Six mois plus tard, en décembre, repassant le Niémen dans l’autre sens,
curieusement, l’Empereur souriait.
     
    D’Herbigny et Paulin, les barbes blanches, haillonneux comme
des mendiants, remontaient les ruelles obscures et tordues de Vilna. Tout à
l’heure, dans le faubourg de la Vieille Ville aux cent clochers, ils avaient
dépassé des cabarets sans s’arrêter ; ce seraient les premiers
établissements assaillis par l’armée de gueux qui s’étirait sur des kilomètres,
et Paulin, périssant de soif et de faim, avait protesté.
    — Là-haut, avait dit le capitaine, il y a des magasins,
des cafés, des habitants qui vont nous recevoir.
    — Et comment ils vont nous recevoir ? À coups de
gourdins ?
    — Tu raisonnes comme une cloche !
    — On va nous héberger, avec notre mine, notre
saleté ?
    — Peut-être pas avec nos mines, mais avec les colliers
de perles aux chiffons de mes pattes, ah oui, nous achèterons de quoi
ressembler à des hommes.
    — Puisse le ciel vous entendre, Monsieur.
    — Laisse le ciel à sa place, bigot ! Quel hôtelier
chasserait un officier de la chambre qu’il paie ?
    — Un hôtelier un peu brigand.
    — J’ai encore mon sabre.
    — La force et la victoire ne sont plus de notre côté,
Monsieur.
    — Tais-toi !
    L’haleine de leurs paroles avait gelé en glaçons sur les
moustaches et les mentons poilus ; la réalité ne prêtait guère à
l’optimisme.

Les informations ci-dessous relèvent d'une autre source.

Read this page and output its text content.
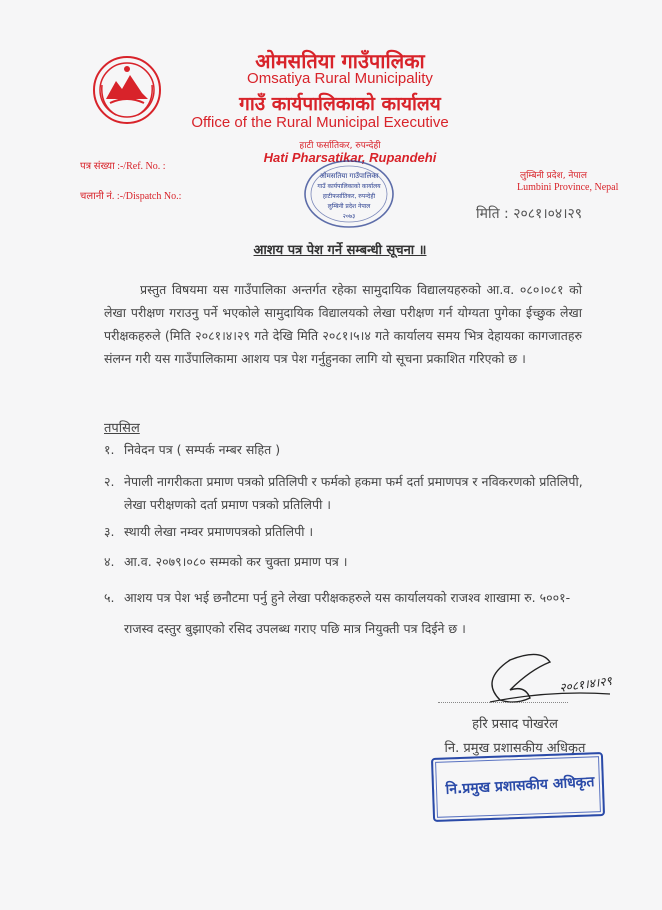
ओमसतिया गाउँपालिका
Omsatiya Rural Municipality
गाउँ कार्यपालिकाको कार्यालय
Office of the Rural Municipal Executive
हाटी फर्सातिकर, रुपन्देही
Hati Pharsatikar, Rupandehi
पत्र संख्या :-/Ref. No. :
चलानी नं. :-/Dispatch No.:
लुम्बिनी प्रदेश, नेपाल
Lumbini Province, Nepal
मिति : २०८१।०४।२९
ओमसतिया गाउँपालिका
गाउँ कार्यपालिकाको कार्यालय
हाटीफर्सातिकर, रुपन्देही
लुम्बिनी प्रदेश नेपाल
२०७३
आशय पत्र पेश गर्ने सम्बन्धी सूचना ॥
प्रस्तुत विषयमा यस गाउँपालिका अन्तर्गत रहेका सामुदायिक विद्यालयहरुको आ.व. ०८०।०८१ को लेखा परीक्षण गराउनु पर्ने भएकोले सामुदायिक विद्यालयको लेखा परीक्षण गर्न योग्यता पुगेका ईच्छुक लेखा परीक्षकहरुले (मिति २०८१।४।२९ गते देखि मिति २०८१।५।४ गते कार्यालय समय भित्र देहायका कागजातहरु संलग्न गरी यस गाउँपालिकामा आशय पत्र पेश गर्नुहुनका लागि यो सूचना प्रकाशित गरिएको छ ।
तपसिल
१. निवेदन पत्र ( सम्पर्क नम्बर सहित )
२. नेपाली नागरीकता प्रमाण पत्रको प्रतिलिपी र फर्मको हकमा फर्म दर्ता प्रमाणपत्र र नविकरणको प्रतिलिपी, लेखा परीक्षणको दर्ता प्रमाण पत्रको प्रतिलिपी ।
३. स्थायी लेखा नम्वर प्रमाणपत्रको प्रतिलिपी ।
४. आ.व. २०७९।०८० सम्मको कर चुक्ता प्रमाण पत्र ।
५. आशय पत्र पेश भई छनौटमा पर्नु हुने लेखा परीक्षकहरुले यस कार्यालयको राजश्व शाखामा रु. ५००१- राजस्व दस्तुर बुझाएको रसिद उपलब्ध गराए पछि मात्र नियुक्ती पत्र दिईने छ ।
२०८१।४।२९
हरि प्रसाद पोखरेल
नि. प्रमुख प्रशासकीय अधिकृत
नि.प्रमुख प्रशासकीय अधिकृत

Le capitaine et son domestique se retrouvaient seuls dans le
naufrage. Sitôt connu, le départ de l’Empereur avait augmenté le désordre, même
au cœur de la Garde, chez les dragons, chez les grenadiers. Chacun n’obéissait
qu’à soi-même. Les Allemands, les Croates, les Espagnols, les Italiens se
débandaient. D’authentiques charognards se changeaient en cosaques pour
effrayer leurs anciens compagnons et les dévaliser. Dans la plaine, toujours et
toujours des corps gelés, mais en uniformes impeccables, ceux des douze mille
conscrits de Vilna venus à la rescousse de l’armée de Moscou ; ils
n’avaient pas supporté le gel du bivouac, sans transition après la douceur des
casernes.
    D’Herbigny et Paulin voyaient les volets des maisons se
fermer sur leur passage. Le capitaine trouvait cela normal :
    — Les péquins craignent toujours les soldats.
    — Monsieur, sur la placette, des cavaliers napolitains !
    — Eh bien, bourrique, allons nous établir chez eux.
    — On dirait qu’ils s’en vont…
    — Ils s’en vont, ah oui, ils s’en vont tous.
    Derrière eux se tenait un bonhomme tout en longueur que
grandissait encore son bonnet à poil des grenadiers. Il portait une redingote
d’agneau, des bottes épaisses et neuves ; sa voix de stentor, un peu
fausse mais assez puissante, traversait la fourrure qui lui couvrait le visage
jusqu’aux yeux.
    — Expliquez-vous, dit le capitaine.
    — Ils filent comme des rats, tous, le gouverneur,
l’intendance, le Trésor, même le roi de Naples. Nous avons intérêt à les
imiter, mais je connais votre voix, j’ai la mémoire des intonations. Vous êtes
le lieutenant d’Herbigny.
    — Capitaine.
    — Vous aviez un si joli casque enturbanné de panthère.
    — De veau marin. Mais qui êtes-vous ?
    — Vous n’entendez pas ? J’ai une bouche de
théâtre, messieurs !
    — Je devine, dit le capitaine, sidéré de reconnaître
l’emphase du grand Vialatoux.
    — Eh oui, reprenait le comédien, il m’a fait rêver,
votre casque, j’aurais pu jouer Britannicus en le modifiant d’un rien.
    — Ce n’était pas un jouet !
    — Non, mais un bel élément de costume.
    — À propos, pour un soldat en pleine déroute, vous
n’êtes pas vraisemblable. Trop bien nippé.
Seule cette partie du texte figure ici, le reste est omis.